Jemand hat deinen Namen von der Ausflüglerliste für Outpost gestrichen — wer?
Wer besitzt die HyperSpace-Linie? Dreißig Prozent liegen bei Interworld, das seinerseits von verschiedenen Gruppierungen des Shipstone-Konzerns finanziert oder gesteuert wird. Außerdem ist dir aufgefallen, daß elf Prozent drei Banken aus dem Sternenreich gehören — du hast es dir gemerkt, weil auch andere Brocken des Shipstone-Imperiums in den Besitzverhältnissen auf das Sternenreich zurückgehen.
Von dem netten alten Kapitän van Kooten solltest du also nicht zuviel erwarten. Seine Antwort kannst du dir jetzt schon vorstellen: „Ach, ich glaube nicht.
Mr. Sikmaa ist ein guter Freund von mir; ich kenne ihn seit Jahren. Ja, ich habe ihm versprochen, nichts zuzulassen, was Sie in Gefahr bringen könnte, deshalb darf ich sienicht zu wilden, unzivilisierten Planeten hinabfliegen lassen. Aber auf dem Rückflug zeige ich Ihnen alles, was es auf Halcyon zu sehen gibt, das verspreche ich Ihnen. Jetzt seien Sie brav und machen mir bitte keinen Ärger mehr eh?“
Vielleicht glaubte er sogar selbst daran.
Mit ziemlicher Sicherheit weiß er, daß du nicht „Miß Neureich“ bist; wahrscheinlich hat man ihm auch gesagt, da du als Mietmutter unter Vertrag stehst (allerdings wohl nicht, daß ich für die Königsfamilie einstehe, wenn er sich das vielleicht auch denken kann), und er mag annehmen, daß du aus einem legalen und günstigen Vertrag noch mehr herausholen willst. Freitag, du hast nichts Schriftliches in der Hand, um zu beweisen, daß du beschwindelt worden bist. Vom Kapitän kannst du keine Hilfe erwarten, Freitag, du bist auf dich allein gestellt.

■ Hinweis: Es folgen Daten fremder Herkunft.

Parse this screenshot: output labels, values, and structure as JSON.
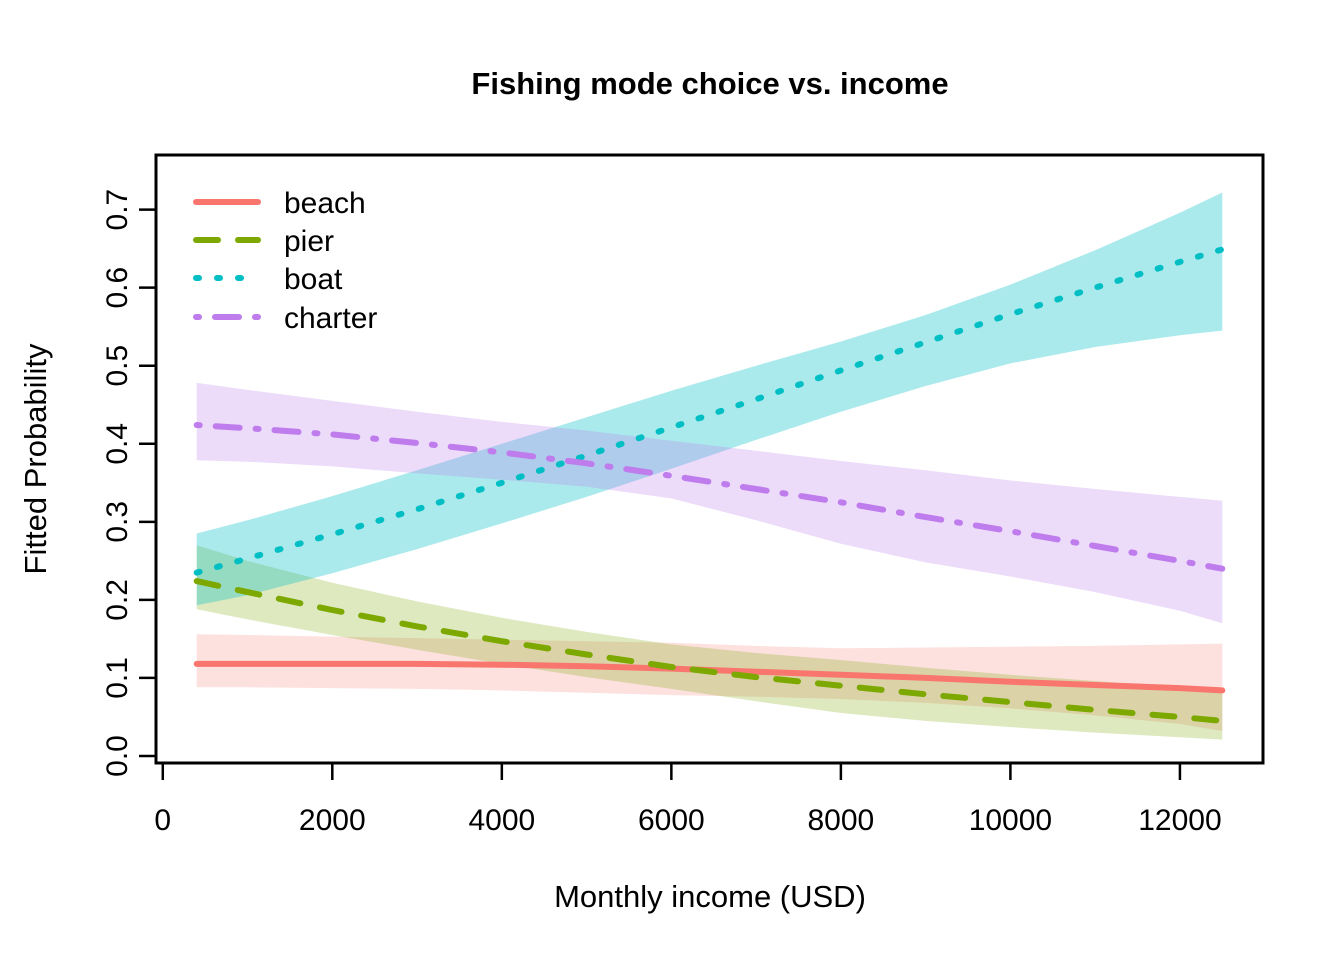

Erst drei Tage vor der geplanten Ankunft in Botany Bay raffte ich mich zum Handeln auf. Unterdessen stellte ich tiefschürfende Überlegungen an, aber das meiste führte im Kreis — sinnlose und zeitaufwendige Phantasievorstellungen, was ich tun könnte, wenn es mir nicht gelang, das Schiff in Botany Bay zu verlassen. Etwa so: „Haben Sie gehört, Kapitän! Ich schließe mich in meiner Kabine ein, bis wir das Sternenreich verlassen haben. Wenn Sie die Tür gewaltsam öffnen lassen, um mich dem Offizier der Palastgarde auszuliefern, kann ich Sie nicht daran hindern — aber dann finden Sie hier nur eine Leiche!“
(Lächerlich! Eine Ladung Betäubungsgas durch die Luftzuführung — damit wäre ich schnell auszuschalten.)Oder: „Kapitän, haben Sie schon mal eine Abtreibung mit der Stricknadel erlebt? Sie können gern zuschauen.
Soweit ich weiß, kann das ziemlich blutig werden.“
(Noch lächerlicher. Ich kann zwar über eine Abtreibung reden, aber eine durchführen kann ich nicht.
Obwohl dieser Knubbel in meinem Leib nichts mit mir zu tun hat, ist er trotzdem mein unschuldiger Gast.)
Ich versuchte mit solchen unnützen Überlegungen nicht zuviel Zeit zu vertrödeln, sondern mich auf Untergrundarbeit zu konzentrieren, während ich mir äußerlich nichts anmerken ließ. Als das Büro des Zahlmeisters bekanntmachte, daß es an der Zeit sei sich für die Ausflüge nach Botany Bay einzuschreiben, gehörte ich zu den ersten, die sich meldeten. Ich sah mir alle Möglichkeiten durch, stellte viele Fragen kehrte mit allerlei Broschüren in meine Kabine zurück und schrieb mich bei den besten und teuersten Touren als Teilnehmerin ein, wofür ich bar bezahlte.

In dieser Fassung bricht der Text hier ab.